Ton père, c'est un voleur
« Eh, mademoiselle, ton père c’est un voleur ! Il a pris toutes les étoiles du ciel pour les mettre dans tes yeux ! »
Cette phrase me fascine, « ton père c’est un voleur ». Ça se voit, oui.
Parce que c’est un des rares mots d’esprit qui se bonifie avec l’usure. Au départ, c’est vrai, la plaisanterie n’est pas terrible. Mais à la longue, à force d’usage et d’ab-usage, lorsque le trait devient complètement éculé, ça devient presque une private joke entre le dragueur à la noix et vous. La preuve, on a rarement besoin de dire la fin.
Mais encore ? Et bien, aussi parce que ce n’est pas franchement un compliment, « ton père c’est un voleur ». C’est vrai, quoi.
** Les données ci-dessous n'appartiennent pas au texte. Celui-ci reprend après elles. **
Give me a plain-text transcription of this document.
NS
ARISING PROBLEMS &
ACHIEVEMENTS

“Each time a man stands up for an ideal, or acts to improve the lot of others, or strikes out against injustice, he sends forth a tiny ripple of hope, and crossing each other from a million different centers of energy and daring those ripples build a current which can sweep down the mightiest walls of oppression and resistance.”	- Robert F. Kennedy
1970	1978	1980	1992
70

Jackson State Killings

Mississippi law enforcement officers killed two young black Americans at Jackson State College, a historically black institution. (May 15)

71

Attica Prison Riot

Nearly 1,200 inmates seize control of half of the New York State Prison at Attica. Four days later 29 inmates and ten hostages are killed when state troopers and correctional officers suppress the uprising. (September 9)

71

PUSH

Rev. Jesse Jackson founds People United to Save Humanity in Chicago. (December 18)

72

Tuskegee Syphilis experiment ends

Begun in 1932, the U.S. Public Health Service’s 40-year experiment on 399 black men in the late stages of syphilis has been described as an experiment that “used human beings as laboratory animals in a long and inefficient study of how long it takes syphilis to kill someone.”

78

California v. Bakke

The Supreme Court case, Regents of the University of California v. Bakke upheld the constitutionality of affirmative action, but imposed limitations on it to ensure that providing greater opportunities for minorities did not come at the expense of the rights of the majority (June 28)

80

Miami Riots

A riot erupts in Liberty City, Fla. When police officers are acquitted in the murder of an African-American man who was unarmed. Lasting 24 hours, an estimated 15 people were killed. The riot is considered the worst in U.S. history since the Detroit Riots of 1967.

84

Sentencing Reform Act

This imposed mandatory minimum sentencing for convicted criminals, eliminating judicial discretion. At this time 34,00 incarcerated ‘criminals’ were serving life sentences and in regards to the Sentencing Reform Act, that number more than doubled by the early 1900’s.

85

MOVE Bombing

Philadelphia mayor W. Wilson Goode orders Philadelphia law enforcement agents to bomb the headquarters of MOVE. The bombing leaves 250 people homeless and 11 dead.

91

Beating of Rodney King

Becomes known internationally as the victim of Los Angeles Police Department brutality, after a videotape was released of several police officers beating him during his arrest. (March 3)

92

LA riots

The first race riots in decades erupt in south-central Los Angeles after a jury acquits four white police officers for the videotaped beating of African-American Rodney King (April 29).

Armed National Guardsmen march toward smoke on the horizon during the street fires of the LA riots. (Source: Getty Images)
Ça a un côté cocasse, d’interpeller comme ça une jeune fille sur la non-respectabilité de son ascendance paternelle.
D’ailleurs, visiblement, le dragueur à la noix ne verrait aucun inconvénient à fréquenter la fille d’un voleur. Au contraire. Ça en dit long sur son système de valeurs, et aussi sur ses motivations, finalement. Peut-être se verrait-il bien reprendre l’affaire familiale en épousant la fille du patron, qui sait ?
Et c’est tout ? Non, pas tout encore. « ton père c’est un voleur », mais pas n’importe quel voleur. Un voleur d’étoiles, dis donc. Joyaux des joyaux. Nous voilà propulsés en plein conte des mille et une nuits, ou dans quelque mythologie originelle, entre Ali Baba et Prométhée. Ces voleurs-là sont de sympathiques fripons, des voleurs pour la bonne cause, beaucoup plus romanesques finalement que ceux qu’ils dépouillent. La demoiselle ainsi interpellée devient princesse orientale, fille de héros, quelque chose de magique est passé par là.
« Ton père c’est un voleur », mais te voilà bien honnêtement complimentée.